Biographical details
- Born: April 24, 1945 Youngstown, Ohio, U.S.
- Died: December 8, 2024 (aged 79) Ann Arbor, Michigan, U.S.
- Alma mater: Findlay College (1967)

Playing career
- 1963–1966: Findlay
- Position(s): Linebacker

Coaching career (HC unless noted)
- 1967–1969: Bowling Green (GA)
- 1970–1973: William & Mary (LB)
- 1974: VMI (LB)
- 1975: VMI (OG/C)
- 1976–1979: NC State (assistant)
- 1980–1981: LSU (ILB)
- 1982–1986: Navy (DC)
- 1987–1994: Michigan (OLB)
- 1995: Michigan (OL)
- 1996: Michigan (OL/RC)
- 1997–2002: Michigan (ST/RC)

= Bobby Morrison (American football) =

American football player and coach (1945–2024)

Bobby Morrison (April 24, 1945 – December 8, 2024) was an American college football coach. Morrison played collegiately at Findlay College. He coached for 31 years at seven programs, including Virginia, William & Mary, VMI, North Carolina State, LSU, Navy, and Michigan.

==Player==
Morrison was born in Youngstown, Ohio, and graduated from Findlay College in 1967. He was a linebacker for the Findlay football team.

==Coach==
In the early 1970s, Morrison was the linebackers coach at William & Mary under Lou Holtz and Jim Root. During the 1974 and 1975 seasons, he was an assistant coach in charge of linebackers and, later, offensive guards and centers at the Virginia Military Institute. In March 1976, he was hired as an assistant coach at North Carolina State under Bo Rein, who succeeded Holtz in Raleigh after the latter took the head coaching position with the National Football League's New York Jets.

In December 1979, when Rein left NC State for LSU to succeed Charles McClendon, he brought six of his assistant coaches, including Morrison, with him. Although Rein perished in a plane crash only 42 days after accepting the LSU post, Morrison was retained by Jerry Stovall and coached the Bayou Bengals' inside linebackers for two seasons.

In 1982, Morrison joined the coaching staff at Navy and became the team's defensive coordinator.
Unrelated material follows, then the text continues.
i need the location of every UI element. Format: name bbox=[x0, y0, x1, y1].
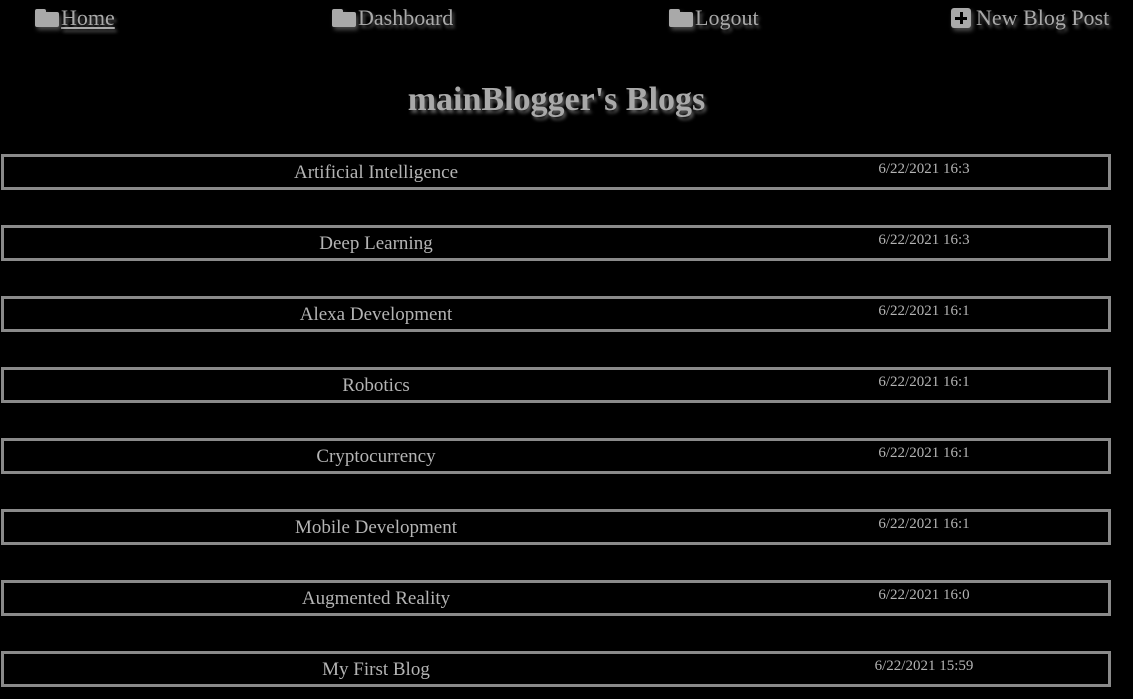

His defensive backs coach during his first season in Annapolis was Nick Saban, who went on to win seven national championships as head coach at LSU and Alabama. Morrison remained at Navy through the 1986 season.

He was an assistant football coach at the University of Michigan from 1987 to 2002. Hired in 1987 by Bo Schembechler, he served as the team's outside linebackers coach (1987–1994), offensive line coach (1995–1996), recruiting coordinator (1996–2002), and special teams coach (1997–2002). As Michigan's recruiting coordinator, he helped Michigan secure recruiting classes ranked in the top ten nationally in seven of eight years, including the top-rated recruiting class in 1998.

==Death==
Morrison died in Ann Arbor, Michigan, on December 8, 2024, at the age of 79.